I gave him something he didn’t have much left of, and that was time.
Every day, I called him around 5 pm. Any later, he might be asleep. He would have good days and bad days. On his good days, I might be able to sound out the words he was murmuring. But on his bad days, he couldn’t even respond. All he could do was listen. The one-sided conversations with their long silence made me uncomfortable. I would just wait for his next utterance and think of something next to say.
Kao gong, my 78-year-old great uncle, lived in a nursing home in Las Vegas. I used to see him every day growing up. He drove me everywhere and did every kind of errand to make my life better. Whatever I wanted or needed, he gave me. I had to be careful not to mention if I liked something, because the next thing you know, there it was; not just one, but a hundred of them.

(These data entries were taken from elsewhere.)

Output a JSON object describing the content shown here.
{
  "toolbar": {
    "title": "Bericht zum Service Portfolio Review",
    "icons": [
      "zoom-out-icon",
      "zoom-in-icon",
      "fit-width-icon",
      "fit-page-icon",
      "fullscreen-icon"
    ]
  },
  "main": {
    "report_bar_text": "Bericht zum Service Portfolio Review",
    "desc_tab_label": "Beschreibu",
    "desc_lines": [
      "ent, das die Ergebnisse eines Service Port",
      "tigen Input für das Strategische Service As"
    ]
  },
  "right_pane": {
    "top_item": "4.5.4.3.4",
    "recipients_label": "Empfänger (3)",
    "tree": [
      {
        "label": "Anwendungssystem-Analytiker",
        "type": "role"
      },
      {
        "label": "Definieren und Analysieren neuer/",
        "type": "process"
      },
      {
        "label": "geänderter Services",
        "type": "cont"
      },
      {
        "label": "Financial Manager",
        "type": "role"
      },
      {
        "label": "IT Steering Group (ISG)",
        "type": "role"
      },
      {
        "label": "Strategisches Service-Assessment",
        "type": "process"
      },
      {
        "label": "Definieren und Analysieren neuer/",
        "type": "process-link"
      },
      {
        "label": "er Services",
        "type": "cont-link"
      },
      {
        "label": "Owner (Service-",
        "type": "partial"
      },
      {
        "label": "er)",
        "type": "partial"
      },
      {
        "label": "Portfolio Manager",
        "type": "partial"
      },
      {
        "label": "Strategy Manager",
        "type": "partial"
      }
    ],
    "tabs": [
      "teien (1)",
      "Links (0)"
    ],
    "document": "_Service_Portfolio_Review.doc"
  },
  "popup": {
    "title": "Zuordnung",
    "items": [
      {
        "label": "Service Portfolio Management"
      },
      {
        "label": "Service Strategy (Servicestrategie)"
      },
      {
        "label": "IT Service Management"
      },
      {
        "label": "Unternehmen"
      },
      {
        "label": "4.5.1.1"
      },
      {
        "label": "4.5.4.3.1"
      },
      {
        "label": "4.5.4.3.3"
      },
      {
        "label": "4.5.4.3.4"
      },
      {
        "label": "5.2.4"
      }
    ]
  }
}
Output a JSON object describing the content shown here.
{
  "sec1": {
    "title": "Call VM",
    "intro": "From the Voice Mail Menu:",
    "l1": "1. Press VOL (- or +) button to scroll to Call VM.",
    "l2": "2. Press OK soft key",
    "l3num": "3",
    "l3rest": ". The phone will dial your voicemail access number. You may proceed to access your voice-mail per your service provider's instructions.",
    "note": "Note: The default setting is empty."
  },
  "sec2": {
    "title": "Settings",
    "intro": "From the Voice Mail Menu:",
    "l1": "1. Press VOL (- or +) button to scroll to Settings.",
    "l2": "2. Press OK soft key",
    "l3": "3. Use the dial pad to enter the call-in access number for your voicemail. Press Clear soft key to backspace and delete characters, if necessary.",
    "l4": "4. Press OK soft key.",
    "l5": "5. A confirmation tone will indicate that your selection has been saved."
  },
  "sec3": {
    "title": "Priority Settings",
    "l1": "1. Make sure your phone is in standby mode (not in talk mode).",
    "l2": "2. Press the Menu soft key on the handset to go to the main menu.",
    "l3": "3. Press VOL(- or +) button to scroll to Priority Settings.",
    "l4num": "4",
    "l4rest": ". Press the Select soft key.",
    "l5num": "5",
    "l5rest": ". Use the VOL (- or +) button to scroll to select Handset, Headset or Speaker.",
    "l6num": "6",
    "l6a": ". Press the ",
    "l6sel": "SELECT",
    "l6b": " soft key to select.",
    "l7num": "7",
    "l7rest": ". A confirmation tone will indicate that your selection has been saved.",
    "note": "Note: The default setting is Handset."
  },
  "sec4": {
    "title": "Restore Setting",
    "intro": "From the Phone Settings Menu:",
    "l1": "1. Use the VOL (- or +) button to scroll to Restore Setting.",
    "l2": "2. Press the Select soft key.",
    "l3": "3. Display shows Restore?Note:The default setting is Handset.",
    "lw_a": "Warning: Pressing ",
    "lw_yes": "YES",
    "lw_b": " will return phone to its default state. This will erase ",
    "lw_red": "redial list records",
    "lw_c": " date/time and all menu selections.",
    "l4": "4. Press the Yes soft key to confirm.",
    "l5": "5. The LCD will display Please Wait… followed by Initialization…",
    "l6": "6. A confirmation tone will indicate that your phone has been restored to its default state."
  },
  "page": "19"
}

Eventually, the acts of generosity stopped when Kao gong moved to Las Vegas. I missed him terribly and would only call occasionally. But as his condition worsened, the phone calls became more frequent and my nightly prayers got longer. Regardless of what I was doing, I dropped everything and called him. My great aunt would tell me if I made him smile, and if he ate well or looked alert. I prayed for good days like that.